Unless an exception applies, Government Code section 11343.4 states the effective date of an approved regulation is determined by the date the regulation is filed with SOS as follows:
- January 1 if the regulation or order of repeal is filed on September 1 to November 30, inclusive.
- April 1 if the regulation or order of repeal is filed on December 1 to February 29, inclusive.
- July 1 if the regulation or order of repeal is filed on March 1 to May 31, inclusive.
- October 1 if the regulation or order of repeal is filed on June 1 to August 31, inclusive.
Exceptions to this rule are: (1) a regulation adopted pursuant to a statute requiring a specific effective date, which is effective on the date prescribed by the statute; (2) a regulation with a later Department-prescribed effective date, which is effective on the date specified by the Department; and (3) a regulation with an earlier effective date prescribed by OAL based upon the Department’s written request demonstrating good cause, which is effective on the date specified by OAL.
When the Legislature provides by statute or the Department makes a finding that the immediate adoption, amendment, or repeal of a regulation is necessary to address an emergency and avoid serious harm to the public peace, health, safety, or general welfare, the Department may adopt, amend, or repeal a regulation on an emergency basis as provided in Government Code section 11346.1. An emergency regulation is only effective for 180 days (unless a longer time is specified in statute).

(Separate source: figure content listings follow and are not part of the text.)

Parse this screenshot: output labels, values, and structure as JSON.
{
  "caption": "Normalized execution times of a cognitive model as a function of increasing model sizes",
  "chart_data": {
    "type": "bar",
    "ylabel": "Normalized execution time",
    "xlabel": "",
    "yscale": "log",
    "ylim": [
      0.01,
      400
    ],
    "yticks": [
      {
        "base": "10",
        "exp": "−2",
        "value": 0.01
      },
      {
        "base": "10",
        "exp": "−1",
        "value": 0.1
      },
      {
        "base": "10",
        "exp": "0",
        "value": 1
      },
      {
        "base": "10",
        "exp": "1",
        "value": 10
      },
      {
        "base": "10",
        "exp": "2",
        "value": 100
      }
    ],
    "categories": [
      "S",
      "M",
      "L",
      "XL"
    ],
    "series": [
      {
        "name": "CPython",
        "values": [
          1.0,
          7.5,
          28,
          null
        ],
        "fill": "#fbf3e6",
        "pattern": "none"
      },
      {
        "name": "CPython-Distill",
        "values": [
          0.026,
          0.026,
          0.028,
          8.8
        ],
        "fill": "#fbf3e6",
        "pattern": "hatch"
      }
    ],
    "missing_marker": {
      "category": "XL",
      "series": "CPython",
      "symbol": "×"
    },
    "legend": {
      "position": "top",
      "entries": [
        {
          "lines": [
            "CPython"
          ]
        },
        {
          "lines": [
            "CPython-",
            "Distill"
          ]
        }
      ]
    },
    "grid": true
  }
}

OAL may approve two re-adoptions of an emergency regulation and each approved re-adoption may be effective for no more than 90 days. An emergency regulation is repealed on the date that it ceases to be effective, unless it is certified through the regular rulemaking process described above and submitted to OAL for review prior to that date.
Except as otherwise provided by statute, any person may petition the Department to adopt, amend, or repeal a regulation. The Department must act on such a petition within 30 days of receipt. However, this time may be extended upon agreement of the petitioner. This procedure is set out in Government Code sections 11340.6 and 11340.7.
The Chief Counsel or Chief Counsel’s designee will present the petition and the Legal Division’s recommendation to the Director or Director’s designee. The Director or Director’s designee may grant the petition and set the regulation for public hearing, deny the petition in whole or in part, or take any other action determined to be warranted by the petition.
Any interested party may request reconsideration of the Department’s action on a petition to adopt, amend, or repeal a regulation within 60 days of the Department’s action.